Cancer 102
Having cancer in the way I have cancer is a little like being sentenced to death and sitting in a cell on death row. Every two weeks I await the result of my blood tests to see if I am healthy enough to undergo my next round of chemo. If I am not healthy enough, then that may be the call to the death cell, at which point I hang around while the tumours grow until it all becomes too much and Bob’s your uncle. At one level, this is incredibly stressful. Have I got another reprieve? Fortnight after fortnight, relentlessly, permanently, for the rest of my life.
The thing is, if it really did cause me high levels of stress I would probably have hanged myself by now (any other method of suicide is equally acceptable), but humans are incredibly resilient. Just like other unavoidable stressors, we put up with because we have to put up with it. It is the only way to manage.
There are other, more difficult stressors. For me that is my stoma and my hernia, which can at times make things difficult, and I can find them very upsetting. It is these that make me emotional, and sometimes make me think death might be better than life – but not for long.
Last Friday, my blood tests indicated reasonable normality across most measurements.

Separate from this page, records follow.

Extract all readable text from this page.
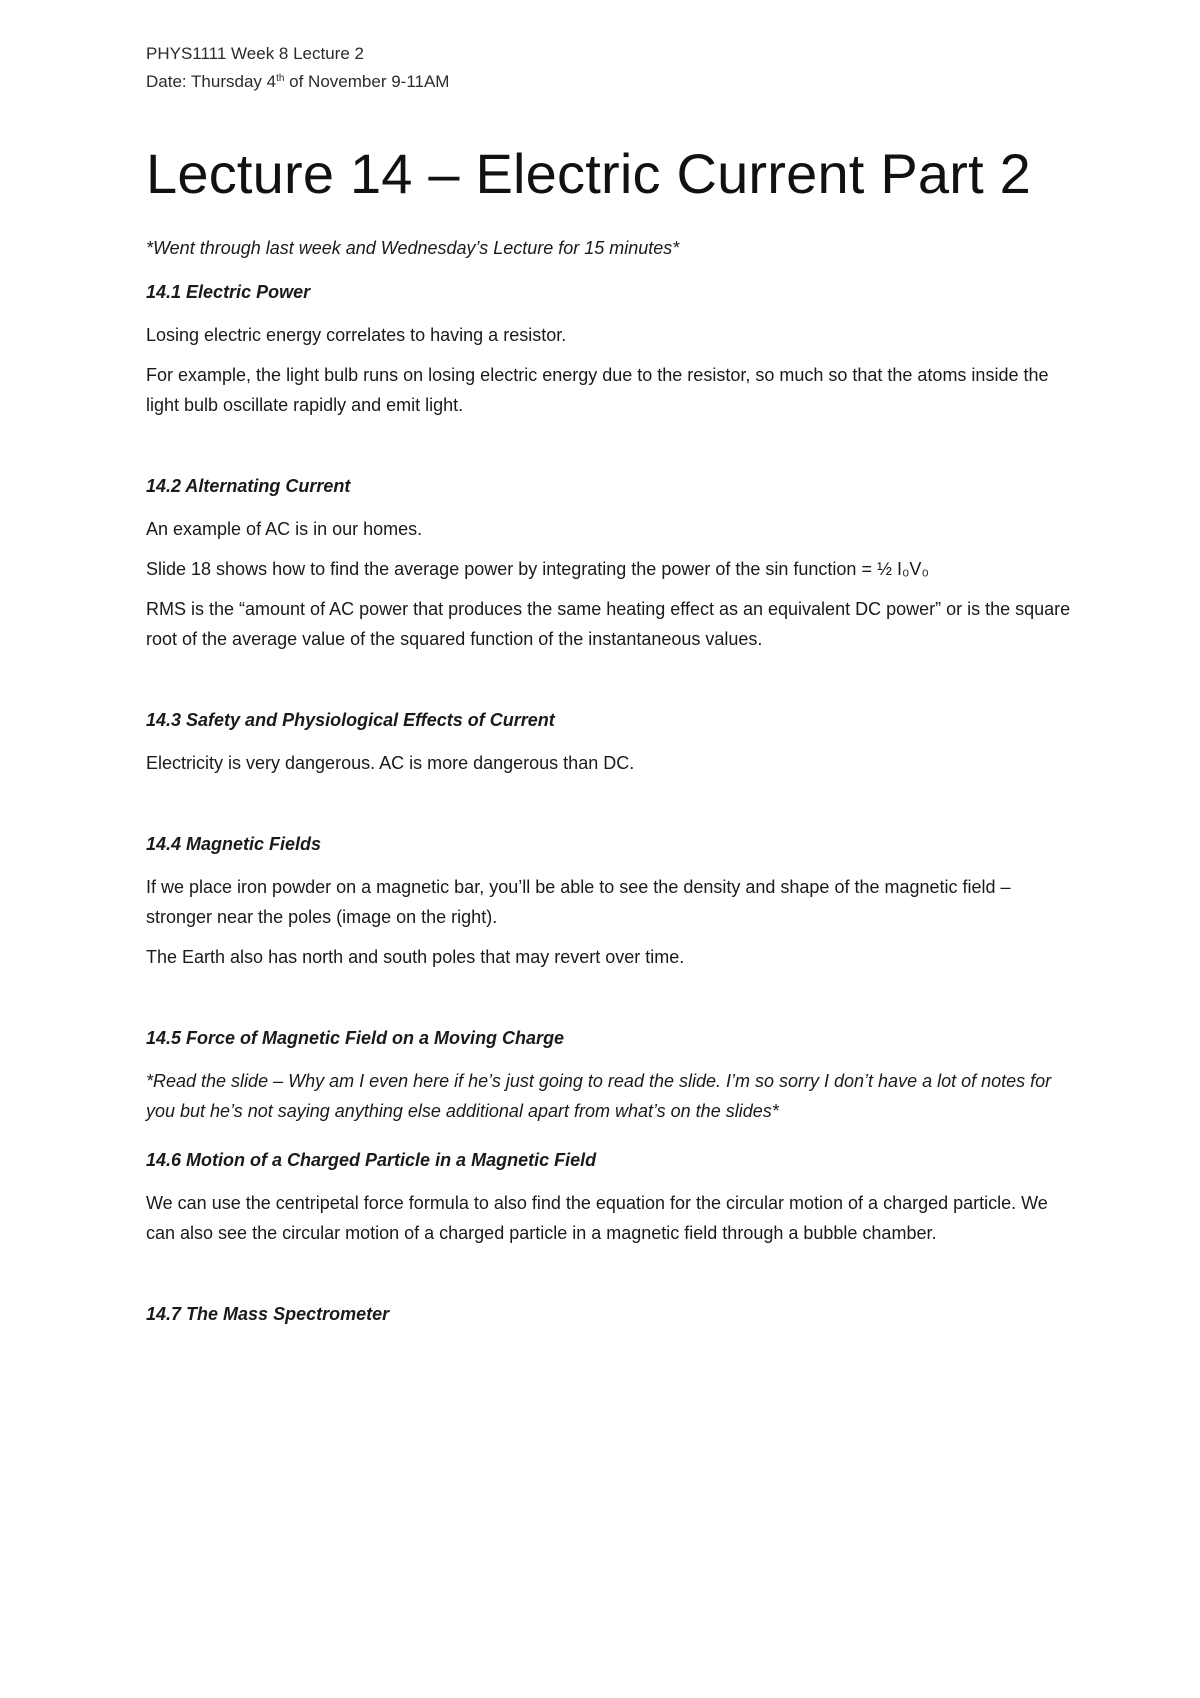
PHYS1111 Week 8 Lecture 2

Date: Thursday 4th of November 9-11AM

Lecture 14 – Electric Current Part 2

*Went through last week and Wednesday’s Lecture for 15 minutes*

14.1 Electric Power

Losing electric energy correlates to having a resistor.

For example, the light bulb runs on losing electric energy due to the resistor, so much so that the atoms inside the light bulb oscillate rapidly and emit light.

14.2 Alternating Current

An example of AC is in our homes.

Slide 18 shows how to find the average power by integrating the power of the sin function = ½ I₀V₀

RMS is the “amount of AC power that produces the same heating effect as an equivalent DC power” or is the square root of the average value of the squared function of the instantaneous values.

14.3 Safety and Physiological Effects of Current

Electricity is very dangerous. AC is more dangerous than DC.

14.4 Magnetic Fields

If we place iron powder on a magnetic bar, you’ll be able to see the density and shape of the magnetic field – stronger near the poles (image on the right).

The Earth also has north and south poles that may revert over time.

14.5 Force of Magnetic Field on a Moving Charge

*Read the slide – Why am I even here if he’s just going to read the slide. I’m so sorry I don’t have a lot of notes for you but he’s not saying anything else additional apart from what’s on the slides*

14.6 Motion of a Charged Particle in a Magnetic Field

We can use the centripetal force formula to also find the equation for the circular motion of a charged particle. We can also see the circular motion of a charged particle in a magnetic field through a bubble chamber.

14.7 The Mass Spectrometer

My liver is working, my kidneys are working, my white blood cell count, if a little elevated, is reasonably normal, even my cancer markers are not too high. The chemotherapy is working, but at some point it will fail. It always does, but it is not possible to know when it will fail. Next week? Another year?
All I can do is live. Then I will die. Just like every human dies. The key differences include knowing that you are under a death sentence, and variation in the amount of time a person lives.
I don’t expect to get to 80, or 70, or 65, but you never know.